Los tres tigres del trigo se levantaron, como si hubieran pedido comida de astronauta, y cuando cruzaron nuestra mesa se sintieron sorprendidos por la voz de mi padre. “Momento, momento”, escuchamos, todos. Se hizo el silencio de los temblores infinitos de Mendoza. Uno de los tres tigres detuvo el andar y mi padre le arrimó la cajita del casete, pidiendo un autógrafo.
“Es para mi hija, la ves. Se ha puesto tímida”, acotó. Mi hermana estaba colorada como camarón, a punto del suicidio o el asesinato en masa. El tigre que se paró sonrió. Era Gustavo Cerati. Dijo que sí, claro. Preguntó de dónde éramos. Todas las respuestas llegaron, mientras comenzaba el operativo del bolígrafo, que es el objeto más inútil en cualquier clase de vacaciones.
“Ustedes son Soda Stéreo, pero. nosotros somos más del Vino Tinto”. Mi padre siempre ha sido un poco más que directo para referirse a su lugar en el mundo. Nadie se rió con su comentario. Y así pasaba la vida, como así pasaba la cajita de plástico en mano de los tigres, que dejaban sus palabras o una firma o algún garabato. Cuando toda aquella ceremonia acabó hubo saludos, buenos augurios, los gestos de la despedida. Era el verano de 1985.

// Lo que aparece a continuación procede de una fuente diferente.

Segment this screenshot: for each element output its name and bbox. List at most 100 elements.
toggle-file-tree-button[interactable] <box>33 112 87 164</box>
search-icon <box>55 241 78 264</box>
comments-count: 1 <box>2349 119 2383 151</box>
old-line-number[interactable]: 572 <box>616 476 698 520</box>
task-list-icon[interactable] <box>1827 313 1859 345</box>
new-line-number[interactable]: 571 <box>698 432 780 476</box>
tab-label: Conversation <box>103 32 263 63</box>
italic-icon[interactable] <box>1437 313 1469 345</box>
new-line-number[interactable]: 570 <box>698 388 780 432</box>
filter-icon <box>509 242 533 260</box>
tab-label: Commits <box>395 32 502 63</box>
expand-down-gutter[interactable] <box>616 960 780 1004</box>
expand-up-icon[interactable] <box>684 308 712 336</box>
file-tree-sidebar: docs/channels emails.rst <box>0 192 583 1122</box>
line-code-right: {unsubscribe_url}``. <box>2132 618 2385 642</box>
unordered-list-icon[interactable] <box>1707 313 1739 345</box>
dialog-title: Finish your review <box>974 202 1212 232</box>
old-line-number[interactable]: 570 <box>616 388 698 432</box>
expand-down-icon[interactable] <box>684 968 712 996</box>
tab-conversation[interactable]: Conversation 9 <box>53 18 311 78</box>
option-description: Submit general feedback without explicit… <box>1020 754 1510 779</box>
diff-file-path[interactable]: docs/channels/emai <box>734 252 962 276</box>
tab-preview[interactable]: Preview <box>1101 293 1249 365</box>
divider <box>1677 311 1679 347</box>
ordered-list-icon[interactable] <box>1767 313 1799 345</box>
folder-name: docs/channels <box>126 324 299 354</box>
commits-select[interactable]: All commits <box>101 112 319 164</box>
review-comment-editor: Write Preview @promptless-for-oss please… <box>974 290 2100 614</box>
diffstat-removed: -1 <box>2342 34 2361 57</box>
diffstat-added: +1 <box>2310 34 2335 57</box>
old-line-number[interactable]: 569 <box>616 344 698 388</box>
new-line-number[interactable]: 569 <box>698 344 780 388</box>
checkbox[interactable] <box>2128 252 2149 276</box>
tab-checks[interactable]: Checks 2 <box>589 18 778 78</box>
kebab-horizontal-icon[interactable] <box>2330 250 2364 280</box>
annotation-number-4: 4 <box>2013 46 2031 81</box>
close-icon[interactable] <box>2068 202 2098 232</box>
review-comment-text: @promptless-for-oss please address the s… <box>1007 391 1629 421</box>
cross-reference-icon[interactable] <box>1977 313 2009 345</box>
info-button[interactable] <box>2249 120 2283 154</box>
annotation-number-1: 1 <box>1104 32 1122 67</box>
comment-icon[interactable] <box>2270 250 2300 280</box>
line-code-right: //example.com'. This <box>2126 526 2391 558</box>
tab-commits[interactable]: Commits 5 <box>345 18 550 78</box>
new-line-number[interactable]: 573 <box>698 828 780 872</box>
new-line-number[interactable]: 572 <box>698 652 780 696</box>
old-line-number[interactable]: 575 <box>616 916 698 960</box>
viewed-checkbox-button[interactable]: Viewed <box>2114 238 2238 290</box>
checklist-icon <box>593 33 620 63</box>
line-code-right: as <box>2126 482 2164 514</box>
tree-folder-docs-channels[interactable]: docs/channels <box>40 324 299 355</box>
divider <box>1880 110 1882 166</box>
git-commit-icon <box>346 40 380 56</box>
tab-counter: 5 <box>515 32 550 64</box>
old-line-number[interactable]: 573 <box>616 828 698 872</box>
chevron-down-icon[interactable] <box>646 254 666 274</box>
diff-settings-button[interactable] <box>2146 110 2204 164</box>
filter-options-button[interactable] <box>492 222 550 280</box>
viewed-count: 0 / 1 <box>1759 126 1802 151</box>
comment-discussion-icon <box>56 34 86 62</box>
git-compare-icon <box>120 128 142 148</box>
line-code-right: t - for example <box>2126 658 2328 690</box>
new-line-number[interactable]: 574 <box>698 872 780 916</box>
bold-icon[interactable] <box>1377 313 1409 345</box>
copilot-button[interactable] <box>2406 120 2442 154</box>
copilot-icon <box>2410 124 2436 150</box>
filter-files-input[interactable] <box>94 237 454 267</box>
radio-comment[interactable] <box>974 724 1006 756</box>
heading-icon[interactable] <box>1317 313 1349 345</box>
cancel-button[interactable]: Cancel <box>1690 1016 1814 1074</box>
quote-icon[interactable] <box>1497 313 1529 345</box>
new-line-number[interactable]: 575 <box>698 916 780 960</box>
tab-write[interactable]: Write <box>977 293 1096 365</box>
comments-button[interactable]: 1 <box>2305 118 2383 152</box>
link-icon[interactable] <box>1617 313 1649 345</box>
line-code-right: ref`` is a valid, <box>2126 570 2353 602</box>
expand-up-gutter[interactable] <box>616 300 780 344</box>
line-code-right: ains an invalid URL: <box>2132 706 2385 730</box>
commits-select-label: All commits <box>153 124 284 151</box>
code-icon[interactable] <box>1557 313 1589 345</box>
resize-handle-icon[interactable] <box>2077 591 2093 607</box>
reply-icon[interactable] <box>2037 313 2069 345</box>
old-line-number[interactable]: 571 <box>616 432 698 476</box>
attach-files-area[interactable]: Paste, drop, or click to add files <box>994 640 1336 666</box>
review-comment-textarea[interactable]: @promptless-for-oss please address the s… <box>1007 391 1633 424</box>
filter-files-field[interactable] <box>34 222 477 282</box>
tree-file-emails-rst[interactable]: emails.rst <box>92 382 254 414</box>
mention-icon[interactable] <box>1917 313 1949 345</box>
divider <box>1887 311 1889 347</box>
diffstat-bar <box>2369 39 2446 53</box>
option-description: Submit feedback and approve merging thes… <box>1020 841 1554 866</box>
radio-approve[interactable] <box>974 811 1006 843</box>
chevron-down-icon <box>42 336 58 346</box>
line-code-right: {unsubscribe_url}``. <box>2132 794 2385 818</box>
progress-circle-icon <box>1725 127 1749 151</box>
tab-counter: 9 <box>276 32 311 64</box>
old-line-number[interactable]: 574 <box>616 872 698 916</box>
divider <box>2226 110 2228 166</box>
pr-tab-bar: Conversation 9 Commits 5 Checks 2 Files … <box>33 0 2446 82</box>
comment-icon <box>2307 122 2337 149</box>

Mi hermana conservó aquella cajita con la firma de los Soda durante muchísimos años. Después se olvidó o se mudó. Siempre que a alguien se le perdía algo aparecía aquella cajita, del rincón de lo insondable. Estoy seguro que mi madre un día se hartó de los plásticos (mi madre se harta de las cosas por rubros, valga aclarar). Mi padre siguió tomando vino tinto, claro. Yo me hice fan de Soda Stéreo, hice notas, los vi en muchos recitales, estuve en River aquella vez monumental, y la música solista de Cerati siempre me pareció de fineza excepcional, lejos de la hechura terrícola. No sé si hablar de mi hermana: tengo miedo que vaya a verlo a Arjona dentro de unos días.